Municipales : Après le coronakrach, le coronabstention

Le premier tour des élections municipales, organisé dimanche 15 mars, a été marqué par un taux d’abstention record pour ce type de scrutin. C’est une réalité bien connue depuis des décennies, la montée de l’abstention est devenue un phénomène marquant de la vie démocratique française. Cette fois, la crise de participation trouve sa source dans un marqueur inattendu au nom désormais connu de tous : le coronavirus. Pour cause, le pays traverse la plus importante crise sanitaire depuis la grippe espagnole en 1918-1919. L’exercice d’analyse des résultats électoraux, sur toile de fond de circonstances exceptionnelles, s’en trouve dès lors rendu délicat.

Dimanche 15 mars, près de 54,5% des électeurs se sont abstenus au 1er tour contre 36% en 2014, soit le taux le plus important pour des élections municipales sous la Vème République.
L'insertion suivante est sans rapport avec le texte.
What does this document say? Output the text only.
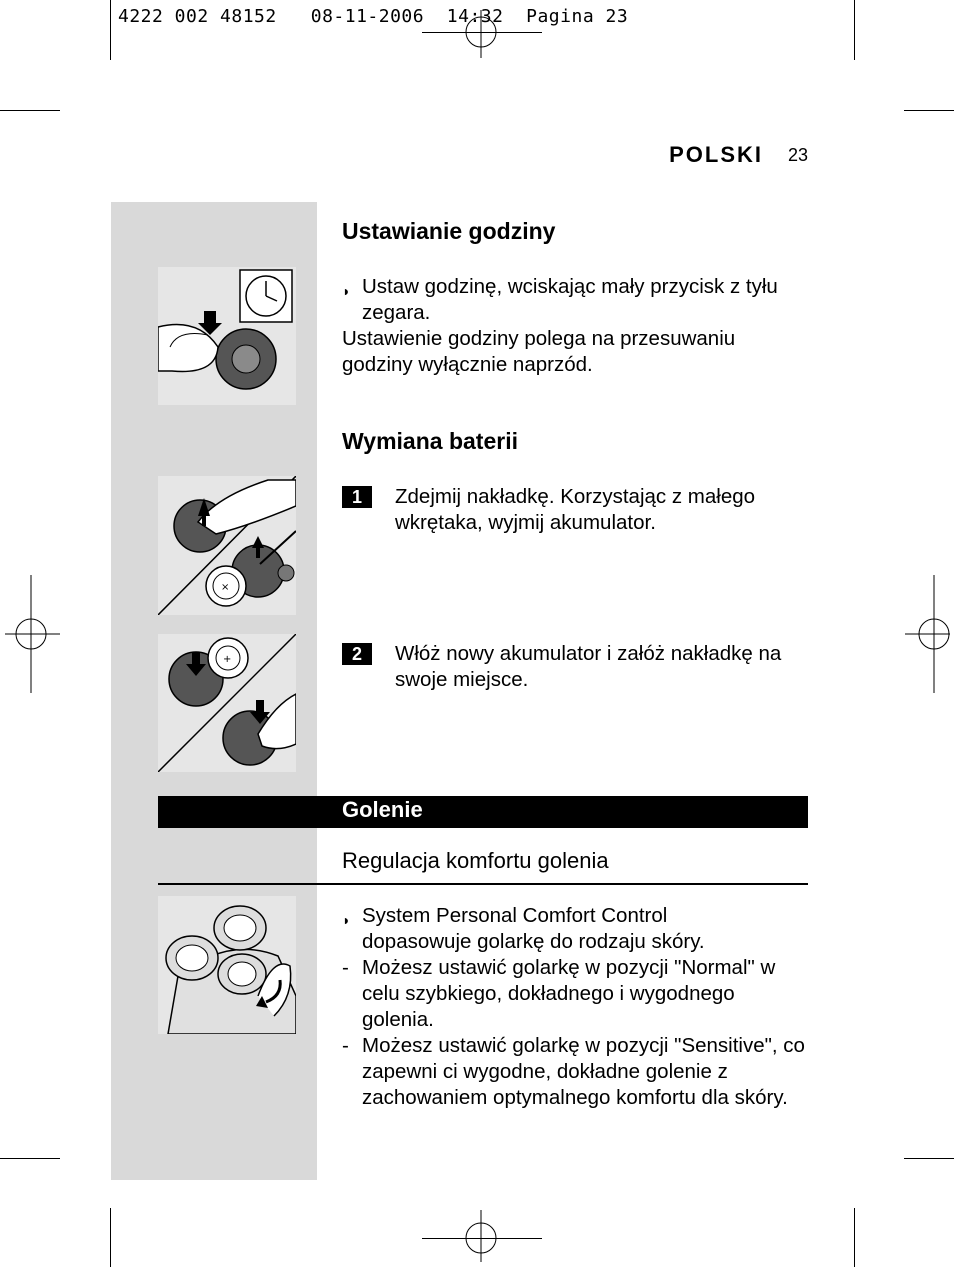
4222 002 48152   08-11-2006  14:32  Pagina 23
POLSKI 23
×
+
Ustawianie godziny
◗ Ustaw godzinę, wciskając mały przycisk z tyłu
zegara.
Ustawienie godziny polega na przesuwaniu
godziny wyłącznie naprzód.
Wymiana baterii
1	Zdejmij nakładkę. Korzystając z małego
wkrętaka, wyjmij akumulator.
2	Włóż nowy akumulator i załóż nakładkę na
swoje miejsce.
Golenie
Regulacja komfortu golenia
◗ System Personal Comfort Control
dopasowuje golarkę do rodzaju skóry.
- Możesz ustawić golarkę w pozycji "Normal" w
celu szybkiego, dokładnego i wygodnego
golenia.
- Możesz ustawić golarkę w pozycji "Sensitive", co
zapewni ci wygodne, dokładne golenie z
zachowaniem optymalnego komfortu dla skóry.
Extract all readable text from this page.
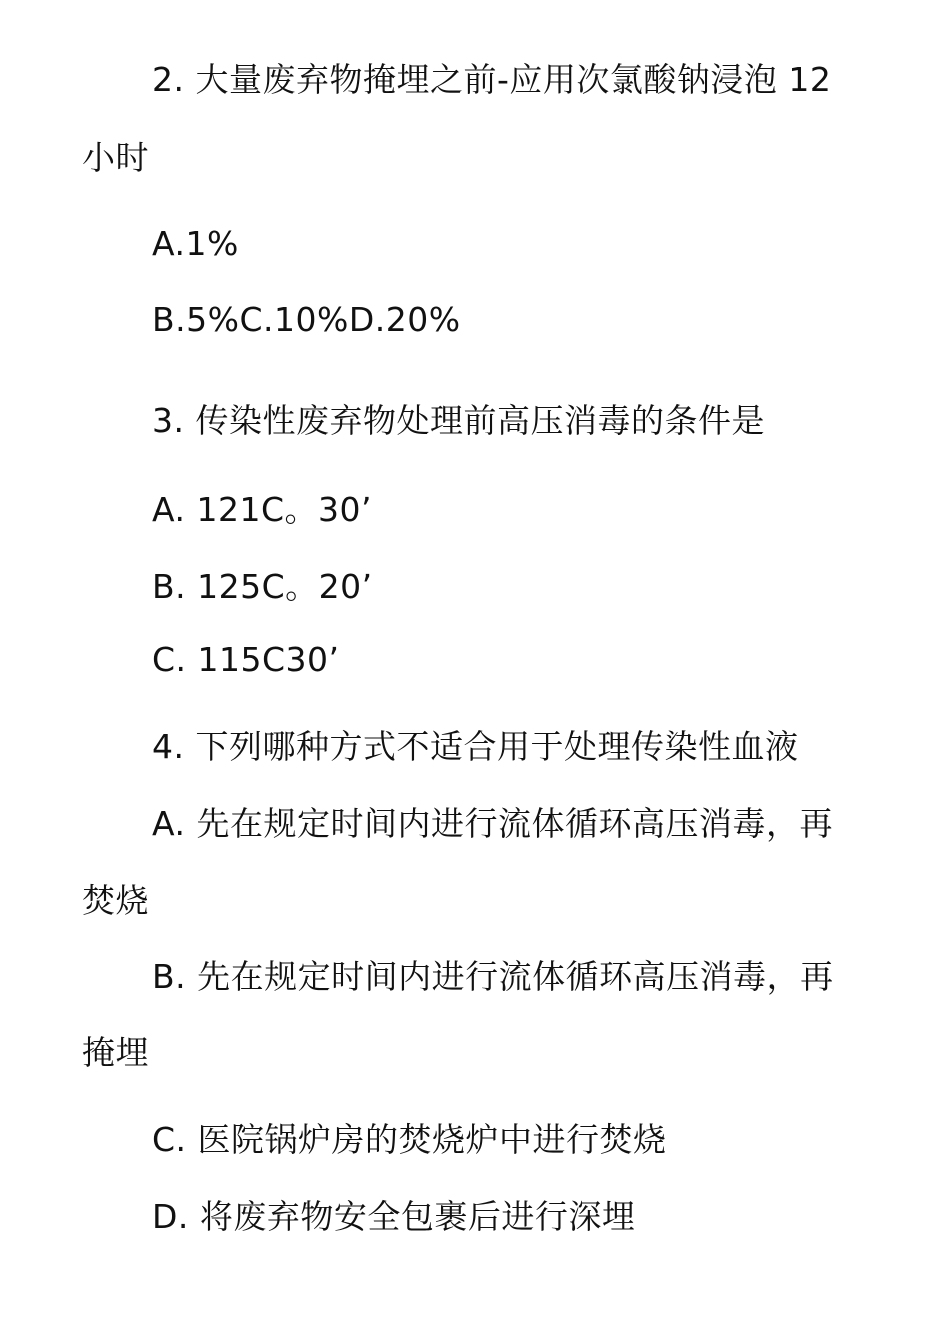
2. 大量废弃物掩埋之前-应用次氯酸钠浸泡 12
小时
A.1%
B.5%C.10%D.20%
3. 传染性废弃物处理前高压消毒的条件是
A. 121C。30’
B. 125C。20’
C. 115C30’
4. 下列哪种方式不适合用于处理传染性血液
A. 先在规定时间内进行流体循环高压消毒，再
焚烧
B. 先在规定时间内进行流体循环高压消毒，再
掩埋
C. 医院锅炉房的焚烧炉中进行焚烧
D. 将废弃物安全包裹后进行深埋
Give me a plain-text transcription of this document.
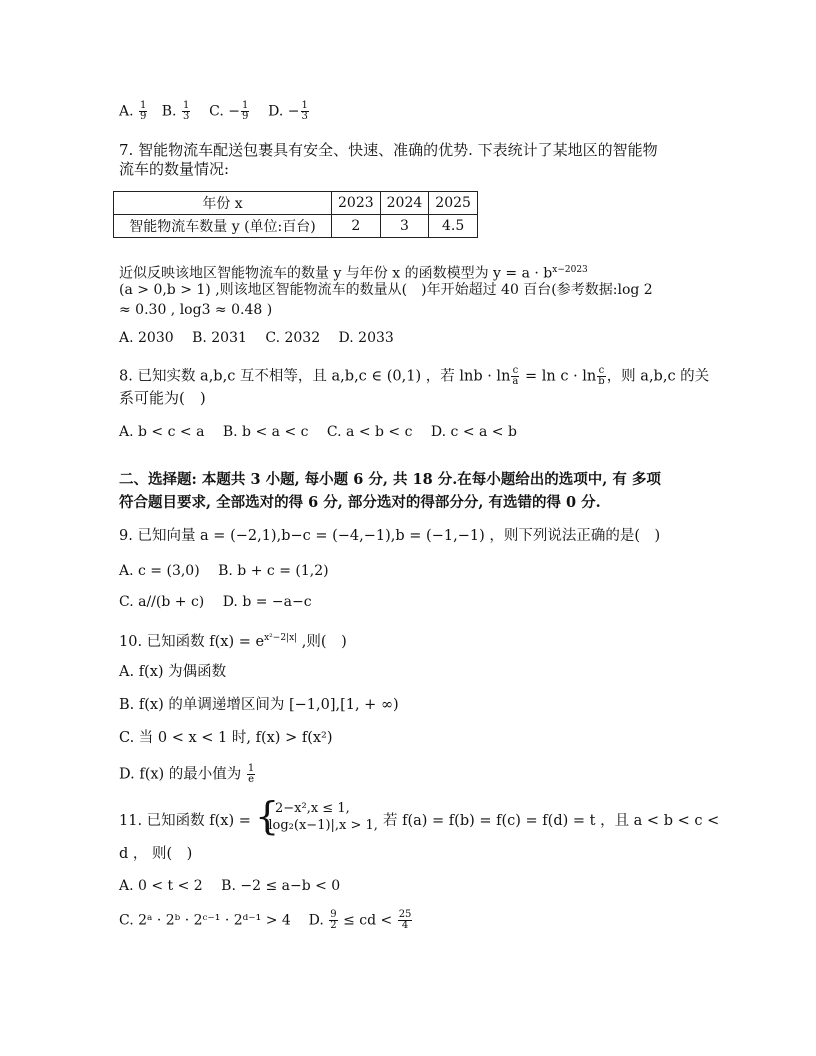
A. $\frac{1}{9} B$. $\frac{1}{3} C$. − $\frac{1}{9} D$. − $\frac{1}{3}$
7. 智能物流车配送包裹具有安全、快速、准确的优势. 下表统计了某地区的智能物
流车的数量情况:
年份 x	2023	2024	2025
智能物流车数量 y (单位:百台)	2	3	4.5
近似反映该地区智能物流车的数量 y 与年份 x 的函数模型为 $y = a \cdot b^{x-2023}$
(a > 0,b > 1) ,则该地区智能物流车的数量从(　)年开始超过 40 百台(参考数据:log 2
≈ 0.30 , log3 ≈ 0.48 )
A. 2030　 B. 2031　 C. 2032　 D. 2033
8. 已知实数 a,b,c 互不相等，且 a,b,c ∈ (0,1) ，若 $\ln b \cdot \ln \frac{c}{a} = \ln c \cdot \ln \frac{c}{b}$ ，则 a,b,c 的关
系可能为(　)
A. b < c < a　 B. b < a < c　 C. a < b < c　 D. c < a < b
二、选择题: 本题共 3 小题, 每小题 6 分, 共 18 分.在每小题给出的选项中, 有 多项
符合题目要求, 全部选对的得 6 分, 部分选对的得部分分, 有选错的得 0 分.
9. 已知向量 a = (−2,1),b−c = (−4,−1),b = (−1,−1) ，则下列说法正确的是(　)
A. c = (3,0)　 B. b + c = (1,2)
C. a//(b + c)　 D. b = −a−c
10. 已知函数 $f(x) = e^{x^2-2|x|}$ ,则(　)
A. f(x) 为偶函数
B. f(x) 的单调递增区间为 [−1,0],[1, + ∞)
C. 当 0 < x < 1 时, f(x) > f(x²)
D. f(x) 的最小值为 $\frac{1}{e}$
11. 已知函数 f(x) = {
2−x²,x ≤ 1,
|log₂(x−1)|,x > 1, 若 f(a) = f(b) = f(c) = f(d) = t ，且 a < b < c <
d ， 则(　)
A. 0 < t < 2　 B. −2 ≤ a−b < 0
C. 2ᵃ · 2ᵇ · 2ᶜ⁻¹ · 2ᵈ⁻¹ > 4 D. $\frac{9}{2}$ ≤ cd < $\frac{25}{4}$
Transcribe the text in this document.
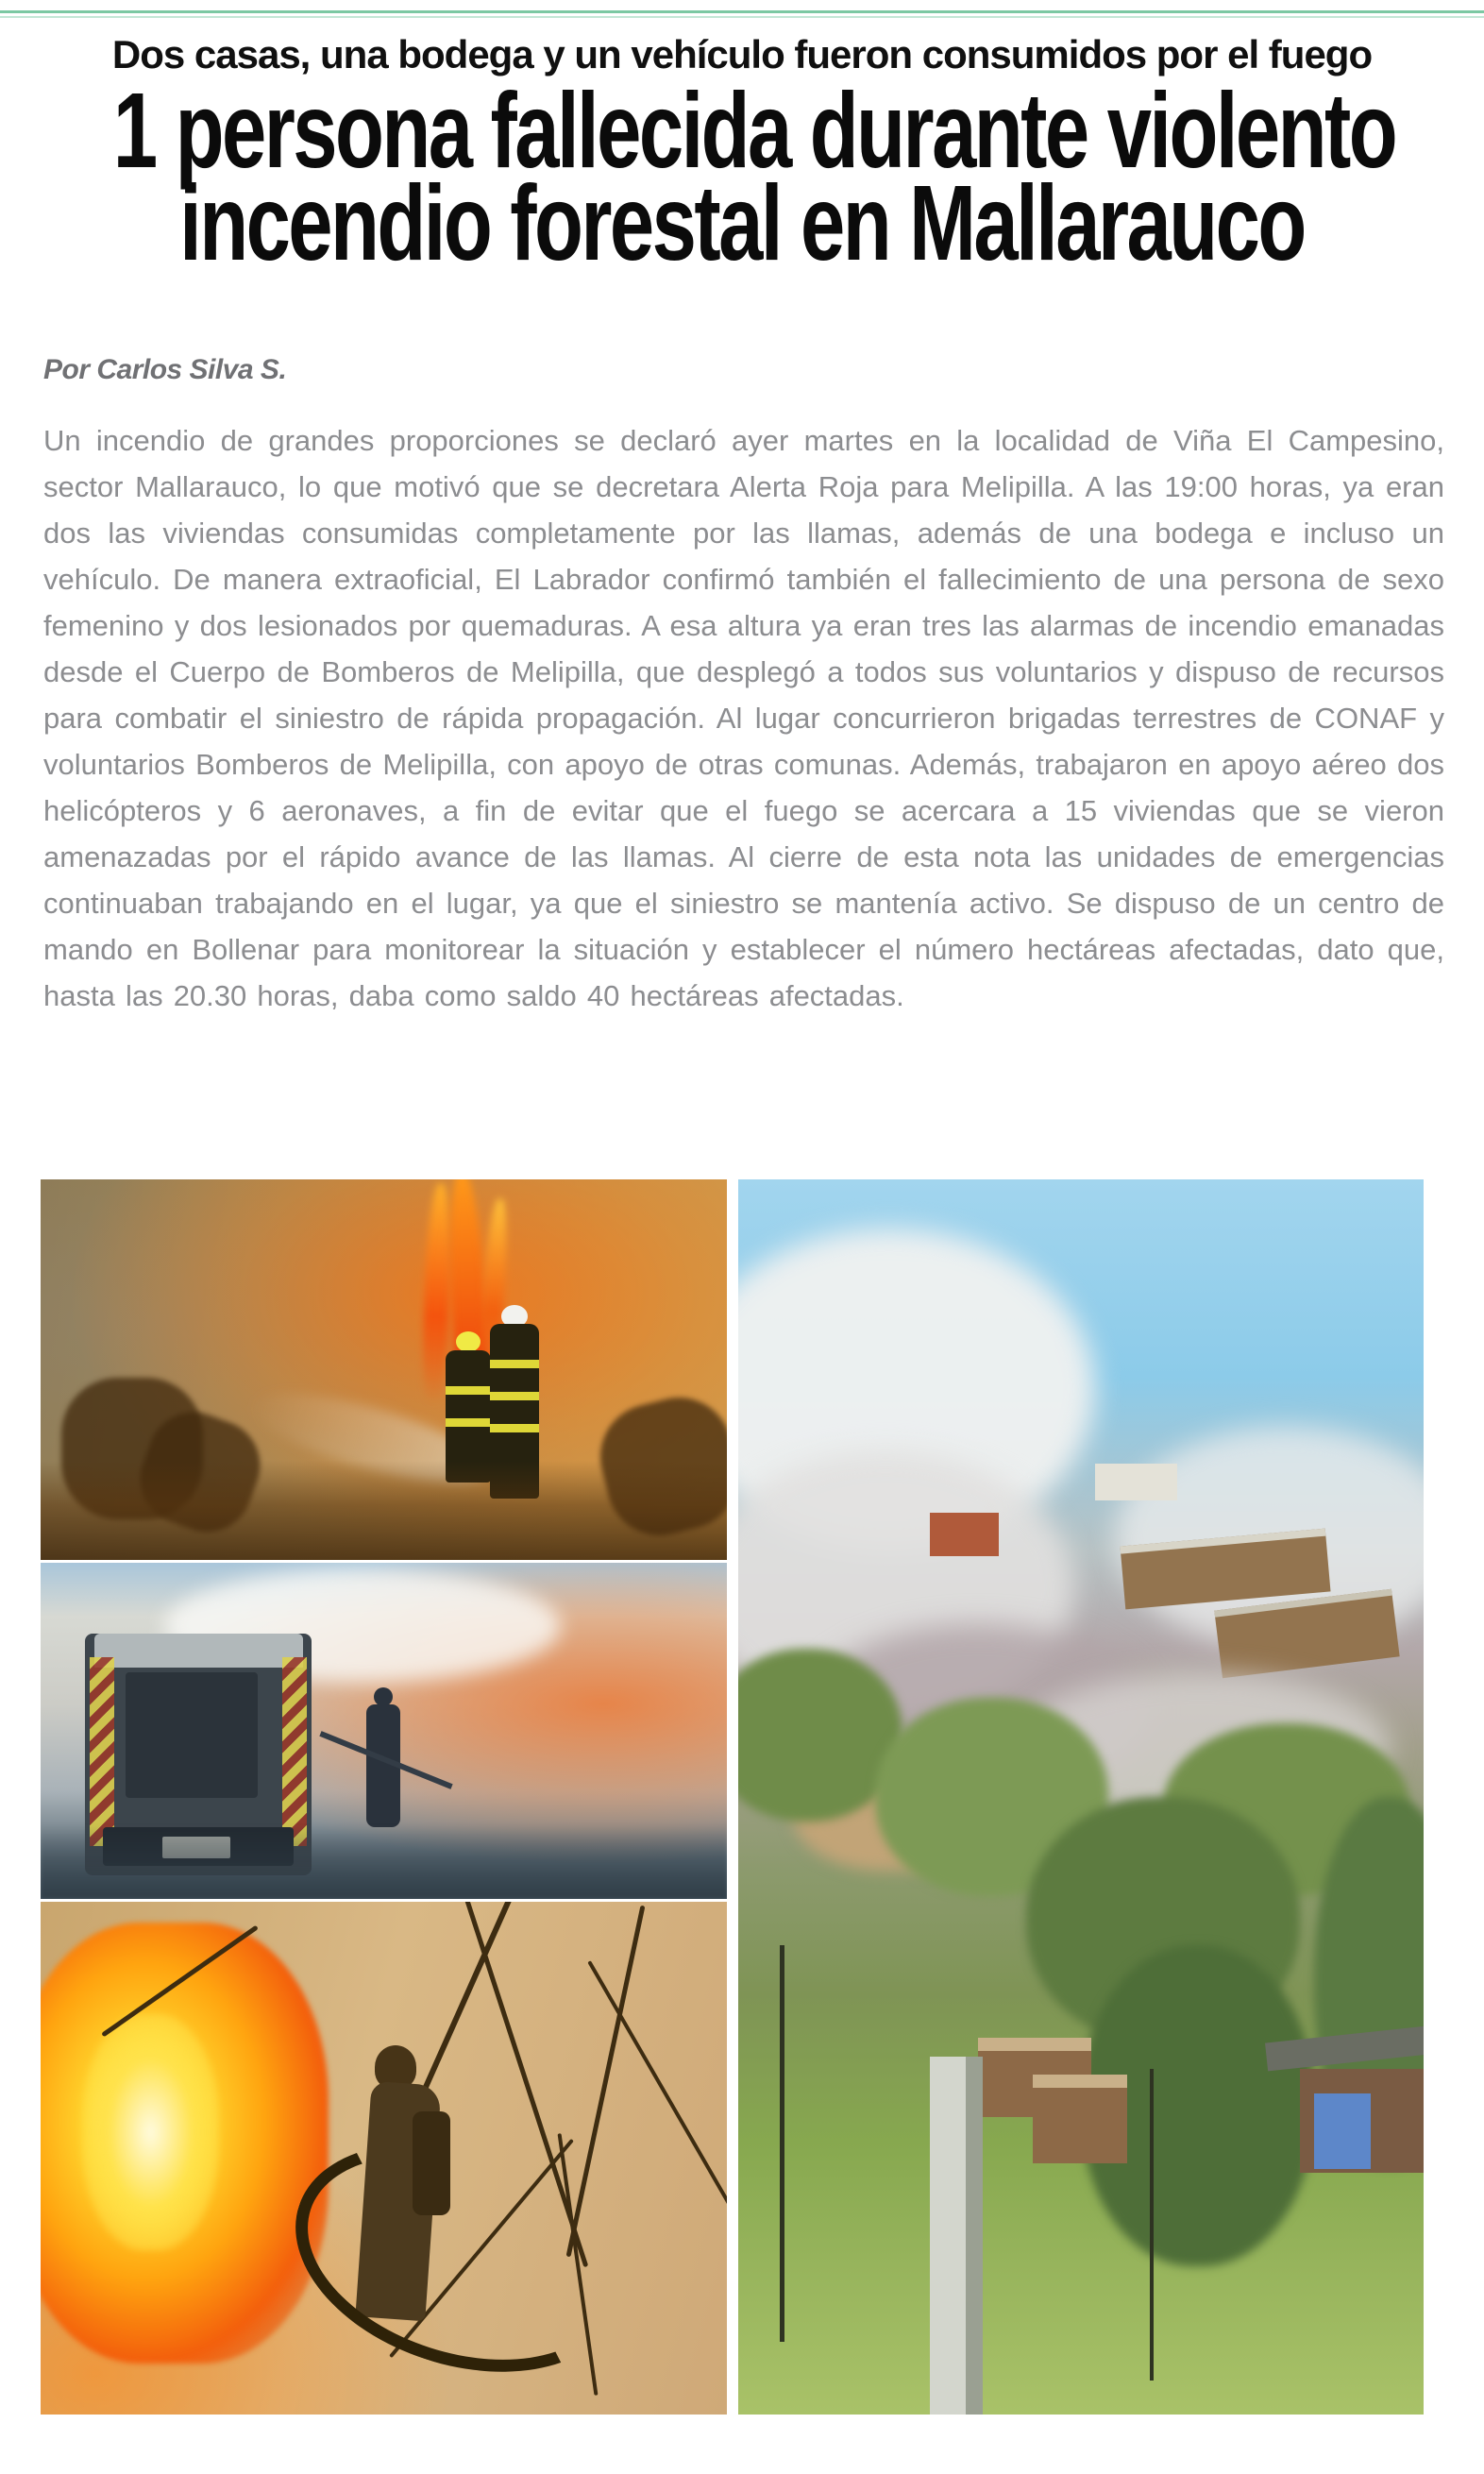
Dos casas, una bodega y un vehículo fueron consumidos por el fuego
1 persona fallecida durante violento
incendio forestal en Mallarauco
Por Carlos Silva S.

Un incendio de grandes proporciones se declaró ayer martes en la localidad de Viña El Campesino, sector Mallarauco, lo que motivó que se decretara Alerta Roja para Melipilla. A las 19:00 horas, ya eran dos las viviendas consumidas completamente por las llamas, además de una bodega e incluso un vehículo. De manera extraoficial, El Labrador confirmó también el fallecimiento de una persona de sexo femenino y dos lesionados por quemaduras. A esa altura ya eran tres las alarmas de incendio emanadas desde el Cuerpo de Bomberos de Melipilla, que desplegó a todos sus voluntarios y dispuso de recursos para combatir el siniestro de rápida propagación. Al lugar concurrieron brigadas terrestres de CONAF y voluntarios Bomberos de Melipilla, con apoyo de otras comunas. Además, trabajaron en apoyo aéreo dos helicópteros y 6 aeronaves, a fin de evitar que el fuego se acercara a 15 viviendas que se vieron amenazadas por el rápido avance de las llamas. Al cierre de esta nota las unidades de emergencias continuaban trabajando en el lugar, ya que el siniestro se mantenía activo. Se dispuso de un centro de mando en Bollenar para monitorear la situación y establecer el número hectáreas afectadas, dato que, hasta las 20.30 horas, daba como saldo 40 hectáreas afectadas.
C’est un tournant inédit, marquant pleinement l’impact du coronavirus sur le bon déroulement du scrutin municipale censé mobiliser au plus proche du terrain. Traditionnellement, l’abstention est affaire de défiance. Ici, en dépit des circonstances extraordinaires, la problématique s’en rapproche. Face aux flots de signaux contradictoires du gouvernement, une partie de la population a privilégié une forme de prudence. L’annonce du maintien de l’élection par Macron suivie de près par les annonces d’Edouard Philippe la veille du scrutin a abouti de fait à un signal confus et inaudible. Comment penser sincèrement que la fermeture de tous les « lieux recevant du public non indispensable à la vie du pays » annoncé par Edouard Philippe moins de vingt-quatre heures avant le scrutin ne conduise à de lourdes interrogations pour les électeurs ? Beaucoup d’entre eux ont tiré leçon de cette dernière allocution.

Les votes « sans danger » dictés par Castaner n’auront quant à eux pas suffi à rassurer. Les chiffres de l’abstention dans les foyers principaux de l’épidémie en attestent. Dans certaines communes du Haut Rhin et du Bas Rhin, moins de deux électeurs sur dix ont voté. Le record est battu à Illzach, où 83,81% des électeurs n'ont pas voté, à Wittelsheim (82,18 %). Si les statistiques définitives ne sont pas encore disponibles, il est fort probable que les personnes âgées soient parmi les catégories s’étant le plus abstenues. C’est là une autre des contradictions entre l’allocution présidentielle invitant les plus âgés à rester chez eux en parallèle du maintien du scrutin municipal.

L’abstention liée au coronavirus aura eu pour conséquence de modifier substantiellement le résultat des élections municipales dont le 2nd tour demeurait lundi après-midi entouré d’incertitudes. Les équipes élues, elles, dès le 1er tour le sont sur une base démocratique étroite (parfois moins de 25% des inscrits) ce qui ajoute à la particularité de ce scrutin sous tensions.